The nodes do not have to be the same size in terms of compute/storage – although I would say that best practises around HA/DRS usually mean people DO create clusters using similarly sized servers. All the IO and active data processing is held within the SSD on the server. That means configuring enough SSD for the working set. Datrium were keen not just to see that is a read-only caching system – that’s why a glib simplistic comparison to vendors who do this to accelerate access to a legacy SAN is somewhat lazy of me. But what can I say? I can be a lazy person sometimes! The Data Node is mandatory component – so Datrium is not a ‘software only’ solution. Essentially, it acts the persistent storage layer for the system – or what Datrium dub “Durable Capacity”.

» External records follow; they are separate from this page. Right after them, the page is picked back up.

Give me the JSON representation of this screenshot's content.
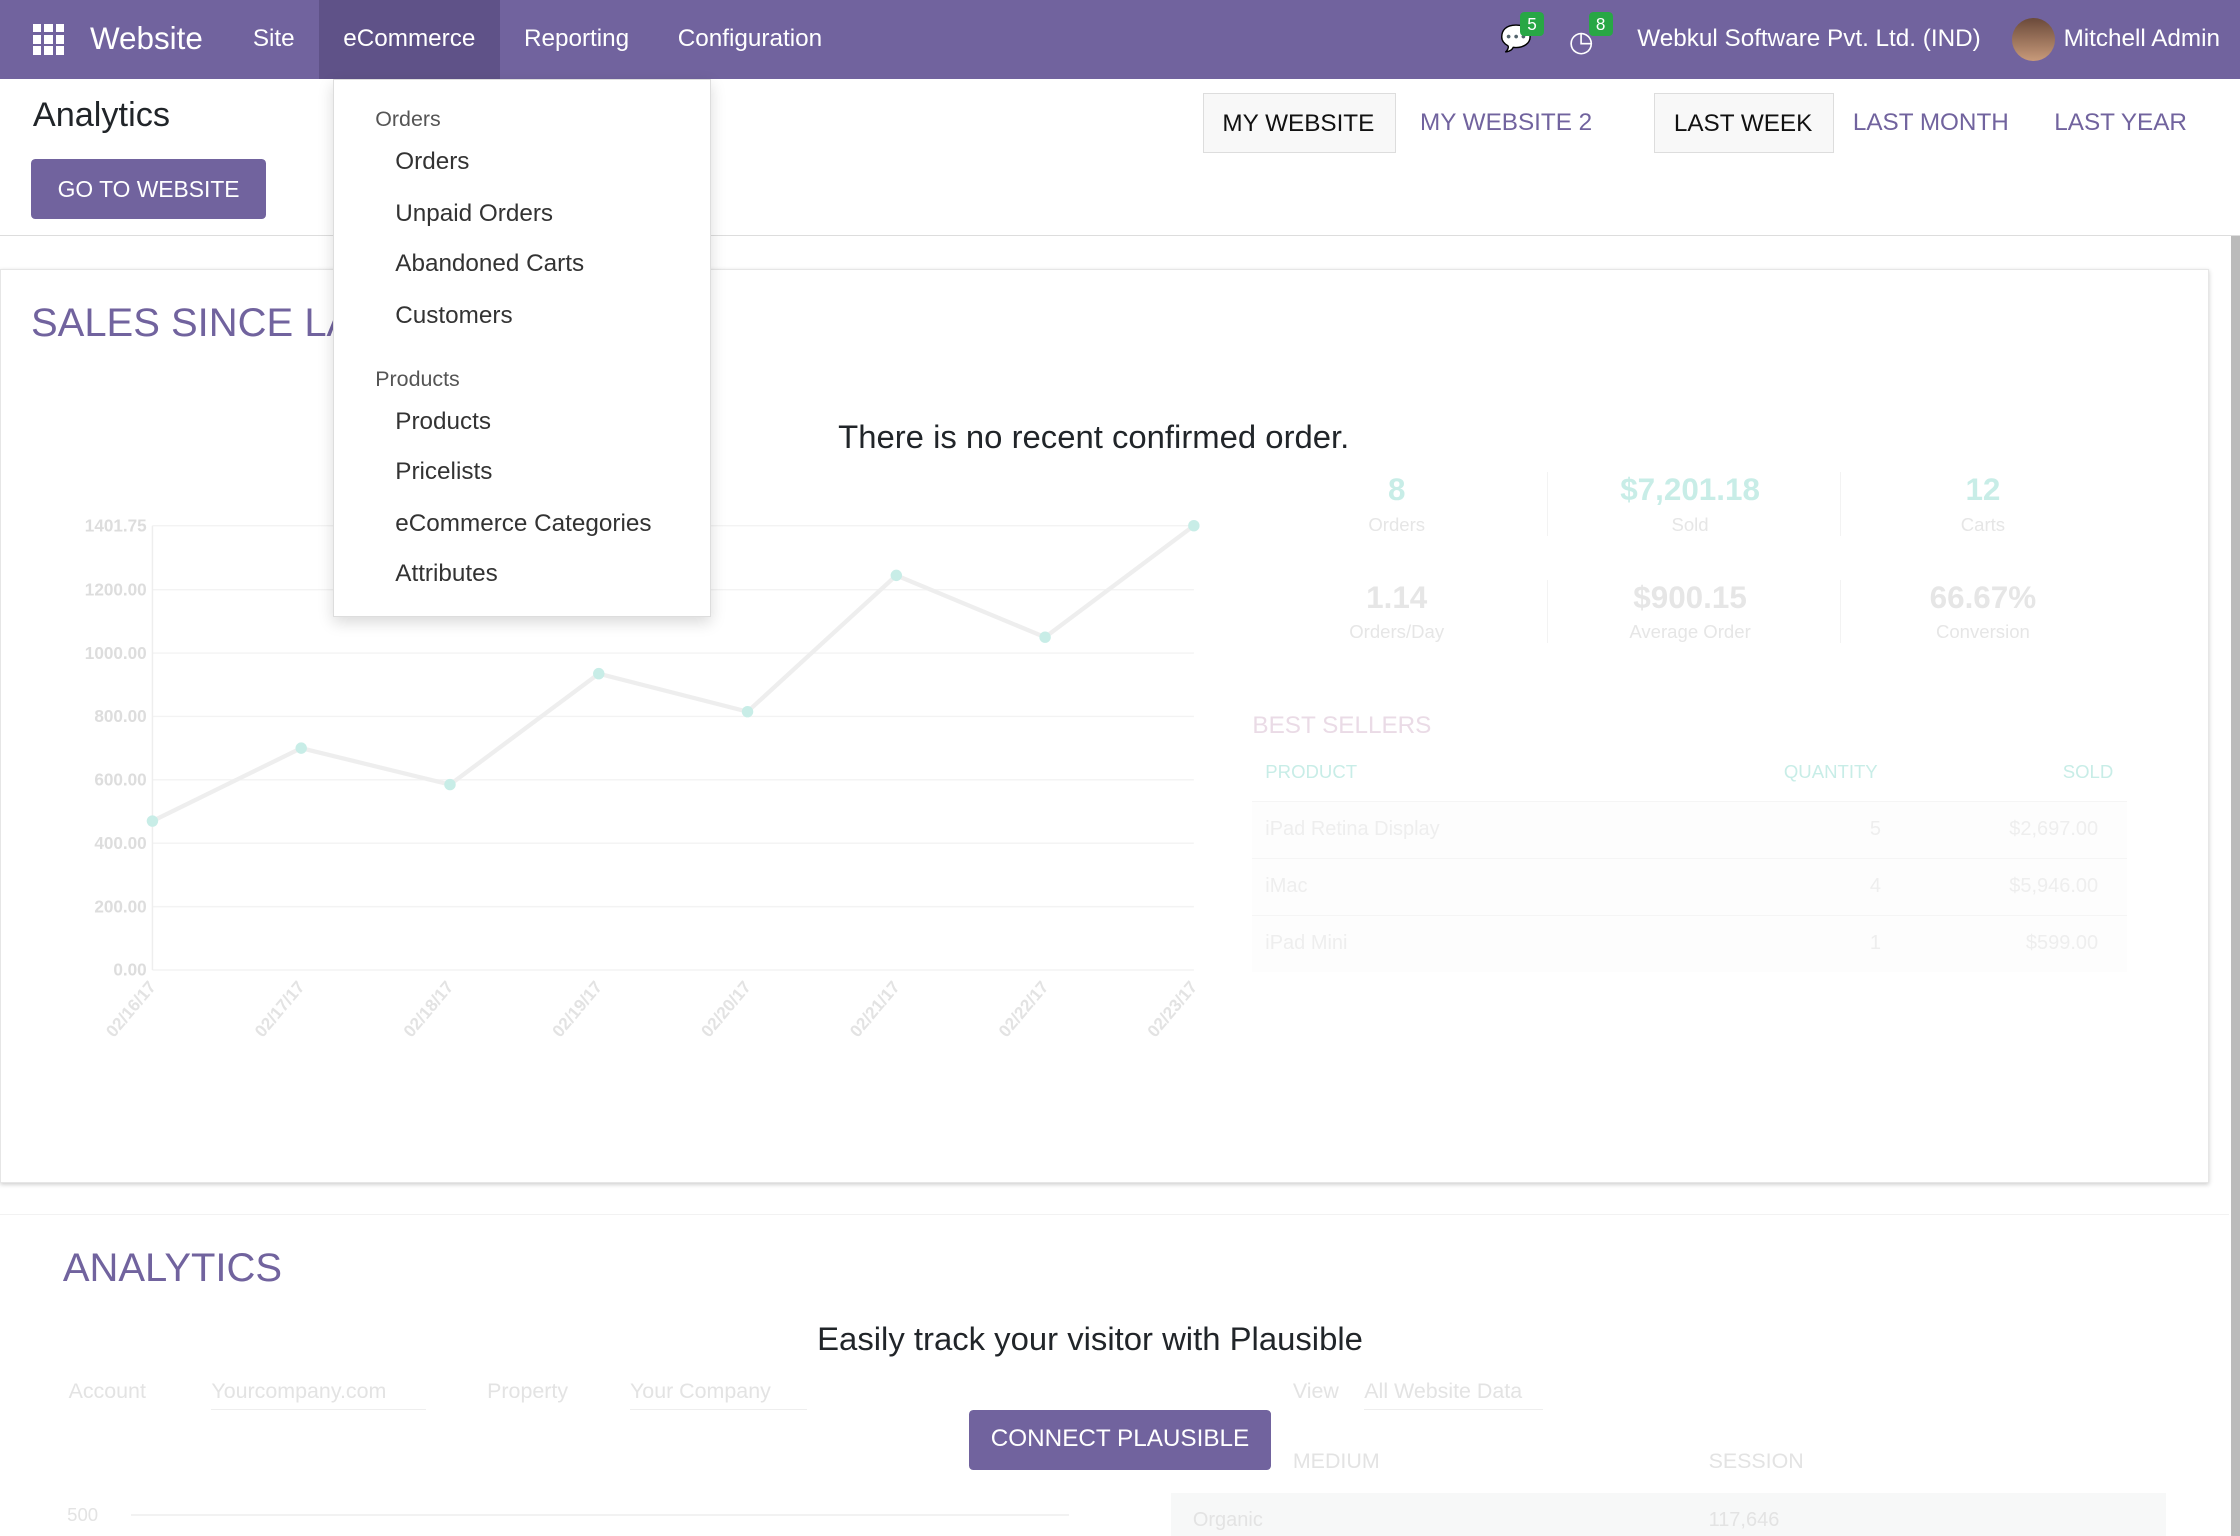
{
  "nav": {
    "brand": "Website",
    "menu": [
      "Site",
      "eCommerce",
      "Reporting",
      "Configuration"
    ],
    "active": "eCommerce",
    "messages_count": "5",
    "activities_count": "8",
    "company": "Webkul Software Pvt. Ltd. (IND)",
    "user": "Mitchell Admin"
  },
  "control": {
    "title": "Analytics",
    "go_to_website": "GO TO WEBSITE",
    "websites": [
      "MY WEBSITE",
      "MY WEBSITE 2"
    ],
    "periods": [
      "LAST WEEK",
      "LAST MONTH",
      "LAST YEAR"
    ]
  },
  "dropdown": {
    "sections": [
      {
        "header": "Orders",
        "items": [
          "Orders",
          "Unpaid Orders",
          "Abandoned Carts",
          "Customers"
        ]
      },
      {
        "header": "Products",
        "items": [
          "Products",
          "Pricelists",
          "eCommerce Categories",
          "Attributes"
        ]
      }
    ]
  },
  "sales": {
    "title": "SALES SINCE LA",
    "no_order": "There is no recent confirmed order.",
    "stats": [
      {
        "value": "8",
        "label": "Orders"
      },
      {
        "value": "$7,201.18",
        "label": "Sold"
      },
      {
        "value": "12",
        "label": "Carts"
      },
      {
        "value": "1.14",
        "label": "Orders/Day"
      },
      {
        "value": "$900.15",
        "label": "Average Order"
      },
      {
        "value": "66.67%",
        "label": "Conversion"
      }
    ],
    "best_sellers": {
      "title": "BEST SELLERS",
      "columns": [
        "PRODUCT",
        "QUANTITY",
        "SOLD"
      ],
      "rows": [
        [
          "iPad Retina Display",
          "5",
          "$2,697.00"
        ],
        [
          "iMac",
          "4",
          "$5,946.00"
        ],
        [
          "iPad Mini",
          "1",
          "$599.00"
        ]
      ]
    }
  },
  "chart_data": {
    "type": "line",
    "x": [
      "02/16/17",
      "02/17/17",
      "02/18/17",
      "02/19/17",
      "02/20/17",
      "02/21/17",
      "02/22/17",
      "02/23/17"
    ],
    "values": [
      470,
      700,
      585,
      935,
      815,
      1245,
      1050,
      1401.75
    ],
    "yticks": [
      "0.00",
      "200.00",
      "400.00",
      "600.00",
      "800.00",
      "1000.00",
      "1200.00",
      "1401.75"
    ],
    "ylim": [
      0,
      1401.75
    ],
    "grid": true,
    "colors": {
      "line": "#eeeeee",
      "points": "#c8ede7"
    }
  },
  "analytics": {
    "title": "ANALYTICS",
    "plausible_text": "Easily track your visitor with Plausible",
    "connect": "CONNECT PLAUSIBLE",
    "account_label": "Account",
    "account_value": "Yourcompany.com",
    "property_label": "Property",
    "property_value": "Your Company",
    "view_label": "View",
    "view_value": "All Website Data",
    "col_medium": "MEDIUM",
    "col_session": "SESSION",
    "row_medium": "Organic",
    "row_session": "117,646",
    "y500": "500"
  }
}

This Data Node offers the kind of storage management capabilities of enterprise storage of the modern type. It’s offers up an NFS target to the VMware ESXi hosts, but the UI and management tools are focused squarely on a virtual machines and their virtual disks. It’s this which make me want to compare it to the new-generations of storage vendors who came on the scene in the last decade. I think I might have to revise my use of the word “new” as some of these companies are now coming up their first decade of trading – and in our fast paced world, 10 years ago now feels like a century. So along side the usual suspects of replication, compression, and de-dupe, Datrium do also support encryption. What I think is interesting about Datrium is whilst these features took time to end up in “Minimal Viable Product” that typified the first-gen of hyper-convergence, and were added at later stage – the hyper-convegence market has “matured” to the degree that you cannot nowadays launch a hyper-convergence technology that’s missing these features. They have to be there from almost Day One to get any serious traction in a market that’s already quite crowded. So Datrium offers end-to-end encryption at points of the data flow cycle.
All the management of the system is carried out from vCenter using a plug-in. So rather than pushing yet another management “Single Pain of Glass” to go along with all your other “Single Pains of Glass” – you do management from vCenter. Of course when you say “management” – there are no LUNs or other array type objects to look at – so the focus is squarely on the hosts and their associated VMs.
Finally, futures – I wasn’t able to get much out of Datrium but they didn’t indicate they do want to deliver support their own replication to targets in AWS such as S3 for off-site DR purposes.